At the Seoul Arts Center, Jaap van Zweden and the Seoul Philharmonic Orchestra offered Beethoven’s Symphony no. 9 in D minor on its own – no overture, no concerto. Lasting roughly an hour, it treated Beethoven’s disputed metronome marks less as provocation than instruction, trading bloom for voltage. The sound carried an historically alert tint: vibrato pared back, articulation sharpened, strings kept on a lean dynamic diet – modern forces speaking with tighter consonants while retaining full brass and percussion.
In the Allegro ma non troppo, un poco maestoso, the opening fifths arrived not as mist but as a quiet boil, nervous heat contained in a small sound. Van Zweden pressed on; the strings answered with grain at the edge of the tone, clarity purchased by exposure. Dotted rhythms bit; inner parts stayed legible; the span held without rhetorical brakes. Yet at this speed Beethoven’s chiaroscuro could flatten. In the development, the fugato that should split into strands sometimes sat in low contrast, the lines merging into a grey wash. Crescendos had thrilling thrust, but could feel pre‑lit – the light arriving before tension had time to gather.
In the Molto vivace, van Zweden’s method paid off. Timpani drove with predatory insistence and the orchestra’s internal clock held through hairpin turns with impressive nerve. The sound was deliberately untamed, rough‑edged rather than polished, and the risk gave the movement a physical charge. The Trio changed the air at once; woodwinds projected the tune with a clean profile, phrases neatly aligned. But the relaxation Beethoven promises here was fleeting. The gear‑shift compressed the pastoral into passing scenery before the Scherzo’s grit snapped back into place.

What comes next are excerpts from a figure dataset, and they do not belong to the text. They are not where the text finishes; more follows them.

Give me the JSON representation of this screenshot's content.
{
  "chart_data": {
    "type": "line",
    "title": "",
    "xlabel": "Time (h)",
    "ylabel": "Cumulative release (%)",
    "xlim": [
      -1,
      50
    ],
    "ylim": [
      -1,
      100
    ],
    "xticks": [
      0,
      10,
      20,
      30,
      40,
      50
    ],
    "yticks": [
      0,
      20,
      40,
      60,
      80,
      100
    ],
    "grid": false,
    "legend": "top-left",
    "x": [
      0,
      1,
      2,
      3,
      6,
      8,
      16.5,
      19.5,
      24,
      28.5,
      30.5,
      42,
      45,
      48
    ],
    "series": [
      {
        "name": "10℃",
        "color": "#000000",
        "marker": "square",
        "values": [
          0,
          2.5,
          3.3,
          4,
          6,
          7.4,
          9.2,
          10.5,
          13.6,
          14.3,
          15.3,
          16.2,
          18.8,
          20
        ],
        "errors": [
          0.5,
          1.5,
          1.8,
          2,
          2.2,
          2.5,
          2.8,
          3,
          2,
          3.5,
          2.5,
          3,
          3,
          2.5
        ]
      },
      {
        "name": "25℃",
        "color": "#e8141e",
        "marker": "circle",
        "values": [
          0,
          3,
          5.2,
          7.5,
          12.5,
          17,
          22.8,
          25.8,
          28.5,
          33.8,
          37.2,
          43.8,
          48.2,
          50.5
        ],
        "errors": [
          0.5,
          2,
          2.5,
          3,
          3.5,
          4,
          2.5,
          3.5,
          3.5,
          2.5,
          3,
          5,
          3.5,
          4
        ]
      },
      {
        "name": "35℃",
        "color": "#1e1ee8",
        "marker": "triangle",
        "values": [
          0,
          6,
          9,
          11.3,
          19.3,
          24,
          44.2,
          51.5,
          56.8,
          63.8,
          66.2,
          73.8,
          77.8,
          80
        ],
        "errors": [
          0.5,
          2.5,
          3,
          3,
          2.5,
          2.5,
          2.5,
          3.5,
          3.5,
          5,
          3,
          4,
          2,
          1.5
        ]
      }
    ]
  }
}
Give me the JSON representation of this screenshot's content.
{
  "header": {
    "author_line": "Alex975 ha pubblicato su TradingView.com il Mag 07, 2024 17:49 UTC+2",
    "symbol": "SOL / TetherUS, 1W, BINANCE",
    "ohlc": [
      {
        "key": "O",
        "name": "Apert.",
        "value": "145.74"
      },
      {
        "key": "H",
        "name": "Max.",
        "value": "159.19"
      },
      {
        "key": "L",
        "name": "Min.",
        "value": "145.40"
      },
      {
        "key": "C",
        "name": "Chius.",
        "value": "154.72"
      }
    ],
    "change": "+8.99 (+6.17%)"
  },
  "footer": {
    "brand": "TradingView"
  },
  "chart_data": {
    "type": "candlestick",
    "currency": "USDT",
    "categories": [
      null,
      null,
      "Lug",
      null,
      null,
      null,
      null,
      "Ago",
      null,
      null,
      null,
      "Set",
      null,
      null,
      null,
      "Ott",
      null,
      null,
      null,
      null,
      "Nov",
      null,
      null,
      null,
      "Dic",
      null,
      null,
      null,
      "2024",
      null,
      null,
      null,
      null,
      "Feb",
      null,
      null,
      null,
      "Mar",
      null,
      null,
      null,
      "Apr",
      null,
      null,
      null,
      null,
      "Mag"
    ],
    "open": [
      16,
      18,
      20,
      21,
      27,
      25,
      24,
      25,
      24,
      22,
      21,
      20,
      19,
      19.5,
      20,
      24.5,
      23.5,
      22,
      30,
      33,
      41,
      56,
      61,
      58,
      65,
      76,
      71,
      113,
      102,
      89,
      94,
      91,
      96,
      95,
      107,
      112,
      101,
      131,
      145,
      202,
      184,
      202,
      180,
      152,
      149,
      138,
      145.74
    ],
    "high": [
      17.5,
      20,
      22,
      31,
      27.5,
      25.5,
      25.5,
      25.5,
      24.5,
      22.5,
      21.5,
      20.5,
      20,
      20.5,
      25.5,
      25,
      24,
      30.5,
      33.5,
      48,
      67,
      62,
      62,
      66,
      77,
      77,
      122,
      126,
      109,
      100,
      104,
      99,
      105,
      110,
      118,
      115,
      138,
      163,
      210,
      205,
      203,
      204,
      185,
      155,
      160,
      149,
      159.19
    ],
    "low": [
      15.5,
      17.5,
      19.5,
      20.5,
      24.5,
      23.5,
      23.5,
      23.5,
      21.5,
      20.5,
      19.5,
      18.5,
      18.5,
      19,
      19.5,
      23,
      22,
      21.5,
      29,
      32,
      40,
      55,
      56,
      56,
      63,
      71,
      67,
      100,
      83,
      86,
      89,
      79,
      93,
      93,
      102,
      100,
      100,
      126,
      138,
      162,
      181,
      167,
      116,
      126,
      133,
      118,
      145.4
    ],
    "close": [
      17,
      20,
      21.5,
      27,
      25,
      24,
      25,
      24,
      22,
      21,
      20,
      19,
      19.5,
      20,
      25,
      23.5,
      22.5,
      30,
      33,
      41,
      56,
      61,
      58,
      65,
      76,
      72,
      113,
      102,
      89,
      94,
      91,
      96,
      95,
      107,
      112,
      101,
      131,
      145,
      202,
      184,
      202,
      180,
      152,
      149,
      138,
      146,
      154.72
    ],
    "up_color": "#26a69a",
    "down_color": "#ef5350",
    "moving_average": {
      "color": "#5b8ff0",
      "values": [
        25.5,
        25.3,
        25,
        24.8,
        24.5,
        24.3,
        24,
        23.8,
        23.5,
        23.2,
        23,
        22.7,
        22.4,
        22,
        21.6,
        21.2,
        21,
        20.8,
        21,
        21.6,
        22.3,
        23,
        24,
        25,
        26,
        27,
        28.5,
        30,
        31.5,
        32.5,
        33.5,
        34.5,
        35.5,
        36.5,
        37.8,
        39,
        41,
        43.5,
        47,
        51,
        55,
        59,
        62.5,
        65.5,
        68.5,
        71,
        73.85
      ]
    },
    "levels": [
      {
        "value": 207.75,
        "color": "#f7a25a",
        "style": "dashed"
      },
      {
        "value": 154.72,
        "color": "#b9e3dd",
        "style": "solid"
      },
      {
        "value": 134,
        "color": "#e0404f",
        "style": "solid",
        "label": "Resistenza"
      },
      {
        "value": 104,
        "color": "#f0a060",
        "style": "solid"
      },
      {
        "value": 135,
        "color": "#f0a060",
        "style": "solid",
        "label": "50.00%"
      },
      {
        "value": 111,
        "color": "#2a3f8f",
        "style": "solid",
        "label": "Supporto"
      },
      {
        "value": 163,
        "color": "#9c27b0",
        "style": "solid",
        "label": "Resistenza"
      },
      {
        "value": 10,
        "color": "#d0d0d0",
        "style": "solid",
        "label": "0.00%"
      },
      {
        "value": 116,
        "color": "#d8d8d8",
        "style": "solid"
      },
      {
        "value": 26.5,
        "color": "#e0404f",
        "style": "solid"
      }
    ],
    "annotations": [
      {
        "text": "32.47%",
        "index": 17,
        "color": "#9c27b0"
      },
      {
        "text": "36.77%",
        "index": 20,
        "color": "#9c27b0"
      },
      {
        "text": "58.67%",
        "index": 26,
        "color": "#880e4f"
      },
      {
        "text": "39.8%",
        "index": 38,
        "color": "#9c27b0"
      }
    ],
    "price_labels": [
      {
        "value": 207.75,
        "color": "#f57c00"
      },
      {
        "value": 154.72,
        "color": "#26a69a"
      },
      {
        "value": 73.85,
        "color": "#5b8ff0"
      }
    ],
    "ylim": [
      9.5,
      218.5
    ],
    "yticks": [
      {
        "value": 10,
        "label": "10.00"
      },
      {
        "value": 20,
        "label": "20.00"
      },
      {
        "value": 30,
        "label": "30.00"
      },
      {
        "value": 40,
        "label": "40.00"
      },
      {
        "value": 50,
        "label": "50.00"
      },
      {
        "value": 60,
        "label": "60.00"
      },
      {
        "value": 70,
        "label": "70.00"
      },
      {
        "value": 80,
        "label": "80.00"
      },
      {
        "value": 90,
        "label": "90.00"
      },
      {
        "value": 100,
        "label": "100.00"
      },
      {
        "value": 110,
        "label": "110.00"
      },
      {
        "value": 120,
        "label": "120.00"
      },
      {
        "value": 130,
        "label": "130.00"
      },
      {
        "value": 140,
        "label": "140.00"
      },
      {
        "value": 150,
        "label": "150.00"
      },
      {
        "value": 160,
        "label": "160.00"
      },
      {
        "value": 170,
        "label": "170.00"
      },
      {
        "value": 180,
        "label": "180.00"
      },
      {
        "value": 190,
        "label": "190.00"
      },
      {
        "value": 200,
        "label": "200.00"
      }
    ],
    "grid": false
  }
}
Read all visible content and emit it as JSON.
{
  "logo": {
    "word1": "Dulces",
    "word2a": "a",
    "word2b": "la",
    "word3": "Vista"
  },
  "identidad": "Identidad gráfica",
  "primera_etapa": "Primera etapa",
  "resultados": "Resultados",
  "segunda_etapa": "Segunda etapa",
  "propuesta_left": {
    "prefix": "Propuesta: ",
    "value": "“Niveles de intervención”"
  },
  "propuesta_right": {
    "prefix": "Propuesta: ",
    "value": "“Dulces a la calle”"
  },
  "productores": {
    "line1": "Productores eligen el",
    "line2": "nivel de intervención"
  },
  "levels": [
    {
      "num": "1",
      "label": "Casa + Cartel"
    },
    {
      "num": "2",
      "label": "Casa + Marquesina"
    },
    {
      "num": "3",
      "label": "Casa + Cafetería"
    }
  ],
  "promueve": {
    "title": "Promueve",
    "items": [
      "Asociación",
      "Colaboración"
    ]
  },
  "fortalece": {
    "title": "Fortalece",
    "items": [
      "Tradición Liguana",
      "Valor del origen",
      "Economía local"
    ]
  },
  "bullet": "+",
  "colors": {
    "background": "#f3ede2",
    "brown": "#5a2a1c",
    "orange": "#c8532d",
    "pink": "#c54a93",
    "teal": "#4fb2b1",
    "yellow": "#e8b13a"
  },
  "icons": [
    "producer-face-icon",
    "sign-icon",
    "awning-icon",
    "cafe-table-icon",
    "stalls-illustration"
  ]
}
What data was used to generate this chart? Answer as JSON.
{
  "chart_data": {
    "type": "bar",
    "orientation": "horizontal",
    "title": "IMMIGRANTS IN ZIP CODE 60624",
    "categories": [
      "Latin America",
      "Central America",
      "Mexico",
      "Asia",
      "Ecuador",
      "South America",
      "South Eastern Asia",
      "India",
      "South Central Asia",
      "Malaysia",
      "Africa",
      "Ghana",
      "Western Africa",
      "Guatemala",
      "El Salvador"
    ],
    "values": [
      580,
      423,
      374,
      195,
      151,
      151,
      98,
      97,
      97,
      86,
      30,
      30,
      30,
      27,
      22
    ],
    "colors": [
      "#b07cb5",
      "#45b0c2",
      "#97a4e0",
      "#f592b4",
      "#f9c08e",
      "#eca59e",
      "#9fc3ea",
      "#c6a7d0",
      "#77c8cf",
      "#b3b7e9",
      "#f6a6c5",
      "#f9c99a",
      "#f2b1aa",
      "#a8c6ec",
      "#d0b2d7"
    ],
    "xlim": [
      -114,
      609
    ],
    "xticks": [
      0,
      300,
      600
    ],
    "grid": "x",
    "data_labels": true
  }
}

The Adagio molto e cantabile refused plush consolation. Variations kept moving and wind colour registered clearly, but the cantabile often felt more sketched than sung. With little time granted to resonance, the long arc did not always settle; lyricism registered as tensile beauty, not deep ease.

The Finale held the conception’s strength and fragility in the same frame. Cellos and basses delivered the opening recitative in strict tempo; the Ode to Joy theme entered without theatrical delay, not so much dawning as appearing, already in motion. The Alla marcia flashed – piccolo and percussion cutting through the orchestral texture – with headlong brilliance. The orchestra met the high‑wire pacing with discipline and bite, and the chorus, drilled and resilient, negotiated the speed with admirable grit. But the vocal writing exposed limits: the solo quartet struggled to blend and at points of transition the seams showed, the margin for breath deliberately slim.
The last chord split the hall. Some were on their feet, applause cutting into the dying resonance; others headed for the aisles as the sound evaporated. Van Zweden’s Ninth had fierce will and raw voltage, but it suggested a wine drawn from the cask a little too soon, its vintage and structure already clear, the flavours not yet fully knit.